As per the 2006 census, there was a 118% increase, since 1996, in the number of adult non-permanent residents working in Canada. Research has shown that “the number of non-permanent residents who entered Canada in 2008 (399,523) exceeded the number of permanent immigrants of all types landed that year (247,243).” This has met with contradictory responses. The argument that provincial labour markets (like Alberta’s) suffer labour shortages has been countered with the response that all there is still unemployment in all of Canada and that temporary foreign workers (TFWs) take away jobs from Canadians.
The TFWP has been the fastest growing part of non-permanent admissions to Canada. It has four streams: agricultural workers, live-in caregivers, higher skilled occupations and lower skilled occupations. The largest growth has been seen in the lower skilled occupation. The number of TFW positive labour market opinions doubled between 2005 and 2012 in sectors like manufacturing and mining, oil and gas, and increased more than seven-fold in construction. There was also an increase in positions in accommodation and food services from 4,360 to 44,740 during the same period. The reforms therefore particularly target the ‘low skilled’ route. Some of the steps include introducing a cap to limit the ratio of low wage TFWs that a business can employ, a reformed labour market assessment process and a refusal to process applications for low-skilled positions in accommodation, food services and retail in regions with more than 6% unemployment.
The reforms have been based on the argument that the TFWP has distorted local labour markets by keeping wages down and developing a vulnerable workforce with negligible mobility. The arguments focus on the perceived threat to Canadian workers. However, evidence suggests that migrant workers are more likely than Canadian workers to be underemployed or have lower weekly earnings. The new changes to the TFWP restrict the length of permits in the low wage stream to one year. But there has been no attempt to address the issue of exploitation that results from the precarious legal status of TFWs. TFWs are often tied to the sponsoring employer, have poor quality and/or expensive tied accommodation, and do not have access to collective representation.
There reforms also address the problems with the Live-in Caregiver Program (LCP) and agricultural streams. This is because ‘low skilled’ agricultural and care jobs are the ones that Canadian citizens and permanent residents will not do. The LCP workers have to live with their employer as a condition of their visa, leading to well-documented problems like excessive working hours, non-payment of over-time, and a lack of privacy and personal space. Workers cannot bring their dependents, and have to endure long periods of separation within families. Workers in the Seasonal Agricultural Worker Program (SAWP) must also live in employer-provided accommodation and have no path to settlement. In these cases, the labour market ‘distortions’ are justified by the need for low paid workers in the sectors that provide basic needs: food and care. They allow the provincial and federal Governments to ignore the ‘care deficit’ that has resulted due to a lack of public investment in childcare and homecare for the elderly.
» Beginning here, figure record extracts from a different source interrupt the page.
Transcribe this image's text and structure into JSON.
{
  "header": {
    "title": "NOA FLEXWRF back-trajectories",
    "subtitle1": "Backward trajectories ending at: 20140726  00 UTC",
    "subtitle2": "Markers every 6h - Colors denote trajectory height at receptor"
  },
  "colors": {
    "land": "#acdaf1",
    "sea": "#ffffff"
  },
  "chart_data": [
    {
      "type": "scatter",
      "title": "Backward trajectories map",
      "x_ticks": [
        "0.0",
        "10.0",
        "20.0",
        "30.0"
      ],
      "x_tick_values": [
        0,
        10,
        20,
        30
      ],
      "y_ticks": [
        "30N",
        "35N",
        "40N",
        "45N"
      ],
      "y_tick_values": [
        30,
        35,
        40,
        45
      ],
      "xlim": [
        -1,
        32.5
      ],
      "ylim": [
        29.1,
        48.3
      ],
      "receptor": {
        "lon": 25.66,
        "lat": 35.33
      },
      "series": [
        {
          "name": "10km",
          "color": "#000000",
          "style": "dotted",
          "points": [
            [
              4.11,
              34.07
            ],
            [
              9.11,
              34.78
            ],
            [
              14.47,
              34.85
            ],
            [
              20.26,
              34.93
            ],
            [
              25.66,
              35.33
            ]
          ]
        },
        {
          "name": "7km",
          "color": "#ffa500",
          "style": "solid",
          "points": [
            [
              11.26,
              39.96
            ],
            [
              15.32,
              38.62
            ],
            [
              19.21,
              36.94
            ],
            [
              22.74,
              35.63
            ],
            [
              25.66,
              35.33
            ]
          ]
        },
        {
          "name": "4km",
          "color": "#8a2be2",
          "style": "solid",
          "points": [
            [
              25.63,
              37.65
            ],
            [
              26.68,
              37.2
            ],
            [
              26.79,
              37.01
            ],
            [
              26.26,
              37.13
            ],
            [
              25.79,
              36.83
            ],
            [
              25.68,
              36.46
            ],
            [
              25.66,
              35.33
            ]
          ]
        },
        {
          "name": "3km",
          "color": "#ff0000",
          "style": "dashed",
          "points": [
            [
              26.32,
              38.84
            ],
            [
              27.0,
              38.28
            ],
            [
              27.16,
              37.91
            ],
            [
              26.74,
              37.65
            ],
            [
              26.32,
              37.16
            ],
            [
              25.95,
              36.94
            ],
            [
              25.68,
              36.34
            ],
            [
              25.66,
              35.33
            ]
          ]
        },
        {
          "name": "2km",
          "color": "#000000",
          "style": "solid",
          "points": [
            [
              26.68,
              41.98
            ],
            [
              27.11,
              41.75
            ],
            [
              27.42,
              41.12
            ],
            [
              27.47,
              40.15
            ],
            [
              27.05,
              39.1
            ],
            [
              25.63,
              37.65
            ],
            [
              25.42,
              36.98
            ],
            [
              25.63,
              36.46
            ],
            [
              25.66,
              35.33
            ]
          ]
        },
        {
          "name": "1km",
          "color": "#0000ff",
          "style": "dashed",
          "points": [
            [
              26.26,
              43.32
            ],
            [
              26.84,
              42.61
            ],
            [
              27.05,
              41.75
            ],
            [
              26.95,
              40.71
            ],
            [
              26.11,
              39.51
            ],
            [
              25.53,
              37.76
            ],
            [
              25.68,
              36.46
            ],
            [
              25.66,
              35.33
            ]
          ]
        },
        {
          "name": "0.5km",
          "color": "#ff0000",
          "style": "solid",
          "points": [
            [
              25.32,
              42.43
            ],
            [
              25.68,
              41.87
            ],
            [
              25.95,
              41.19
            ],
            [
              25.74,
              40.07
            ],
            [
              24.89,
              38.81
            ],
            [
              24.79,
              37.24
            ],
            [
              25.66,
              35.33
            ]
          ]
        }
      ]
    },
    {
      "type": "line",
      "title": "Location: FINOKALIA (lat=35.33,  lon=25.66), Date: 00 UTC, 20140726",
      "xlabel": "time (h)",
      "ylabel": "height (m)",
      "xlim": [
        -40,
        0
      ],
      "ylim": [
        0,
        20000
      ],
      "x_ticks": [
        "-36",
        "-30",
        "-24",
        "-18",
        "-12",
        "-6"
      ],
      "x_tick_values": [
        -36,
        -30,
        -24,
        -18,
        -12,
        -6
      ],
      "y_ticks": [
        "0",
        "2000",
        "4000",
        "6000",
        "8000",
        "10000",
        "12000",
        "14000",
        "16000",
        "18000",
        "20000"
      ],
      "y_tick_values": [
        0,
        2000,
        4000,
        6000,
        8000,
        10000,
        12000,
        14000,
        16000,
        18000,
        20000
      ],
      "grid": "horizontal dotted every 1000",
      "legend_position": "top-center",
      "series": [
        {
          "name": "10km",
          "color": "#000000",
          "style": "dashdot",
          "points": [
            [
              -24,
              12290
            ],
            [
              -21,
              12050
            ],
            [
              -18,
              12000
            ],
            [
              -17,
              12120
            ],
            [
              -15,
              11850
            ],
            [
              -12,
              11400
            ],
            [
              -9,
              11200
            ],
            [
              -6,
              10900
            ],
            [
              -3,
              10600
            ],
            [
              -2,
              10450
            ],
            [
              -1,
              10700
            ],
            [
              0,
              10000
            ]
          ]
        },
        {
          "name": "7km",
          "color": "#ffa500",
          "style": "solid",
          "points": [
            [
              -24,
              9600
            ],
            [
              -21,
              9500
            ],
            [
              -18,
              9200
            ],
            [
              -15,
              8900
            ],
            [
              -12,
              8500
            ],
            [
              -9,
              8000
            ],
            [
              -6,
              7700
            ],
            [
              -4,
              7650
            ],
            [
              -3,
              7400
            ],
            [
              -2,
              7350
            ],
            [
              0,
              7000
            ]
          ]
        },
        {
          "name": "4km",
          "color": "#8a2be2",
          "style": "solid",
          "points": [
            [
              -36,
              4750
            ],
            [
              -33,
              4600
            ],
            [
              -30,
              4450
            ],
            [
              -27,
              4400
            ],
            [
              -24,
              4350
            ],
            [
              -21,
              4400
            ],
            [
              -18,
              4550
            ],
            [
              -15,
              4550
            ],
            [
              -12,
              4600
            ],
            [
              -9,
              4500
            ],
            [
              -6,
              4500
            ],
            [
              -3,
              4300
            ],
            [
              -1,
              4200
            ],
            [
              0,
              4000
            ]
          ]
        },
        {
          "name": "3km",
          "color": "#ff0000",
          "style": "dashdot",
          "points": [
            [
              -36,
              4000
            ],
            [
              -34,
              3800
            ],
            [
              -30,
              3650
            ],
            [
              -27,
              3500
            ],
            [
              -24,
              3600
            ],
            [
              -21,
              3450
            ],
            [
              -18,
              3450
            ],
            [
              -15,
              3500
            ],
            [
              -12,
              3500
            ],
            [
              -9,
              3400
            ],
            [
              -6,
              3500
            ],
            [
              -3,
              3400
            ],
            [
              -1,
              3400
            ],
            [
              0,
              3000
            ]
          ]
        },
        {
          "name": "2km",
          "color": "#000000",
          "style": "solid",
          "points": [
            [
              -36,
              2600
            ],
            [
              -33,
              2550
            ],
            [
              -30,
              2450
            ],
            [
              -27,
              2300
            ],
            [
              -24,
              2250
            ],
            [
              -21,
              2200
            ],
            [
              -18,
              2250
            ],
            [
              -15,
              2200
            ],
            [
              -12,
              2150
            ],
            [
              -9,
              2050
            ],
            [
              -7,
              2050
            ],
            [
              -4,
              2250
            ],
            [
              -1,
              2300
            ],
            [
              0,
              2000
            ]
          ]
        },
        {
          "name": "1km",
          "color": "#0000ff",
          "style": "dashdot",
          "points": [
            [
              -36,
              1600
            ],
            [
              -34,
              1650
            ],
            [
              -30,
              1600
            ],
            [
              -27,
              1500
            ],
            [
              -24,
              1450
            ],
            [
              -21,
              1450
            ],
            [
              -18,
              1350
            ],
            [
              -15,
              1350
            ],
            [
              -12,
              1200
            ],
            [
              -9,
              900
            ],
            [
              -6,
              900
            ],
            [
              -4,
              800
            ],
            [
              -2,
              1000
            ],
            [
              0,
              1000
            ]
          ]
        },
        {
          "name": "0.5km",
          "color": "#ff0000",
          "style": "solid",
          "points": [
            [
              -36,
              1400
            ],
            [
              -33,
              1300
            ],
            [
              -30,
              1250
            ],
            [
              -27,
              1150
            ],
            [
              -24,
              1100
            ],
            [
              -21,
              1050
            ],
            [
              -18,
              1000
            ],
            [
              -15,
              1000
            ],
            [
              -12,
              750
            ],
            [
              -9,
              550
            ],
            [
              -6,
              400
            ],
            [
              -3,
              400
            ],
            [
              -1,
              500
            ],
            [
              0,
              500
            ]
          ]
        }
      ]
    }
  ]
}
It seems that both government and big corporations, who freely advocate the theory of ‘free market’, cry foul when labour shortages mean they might be forced to raise wages and improve conditions for workers. The TFWP makes it almost impossible for workers who do these vital jobs to make Canada their permanent home. It devalues their work by designating them as ‘low skilled’, even if the workers’ qualifications match or exceed those required for other streams. Kenny’s changes do not address any of these issues and he is hardly playing fair with Canadian immigration policy.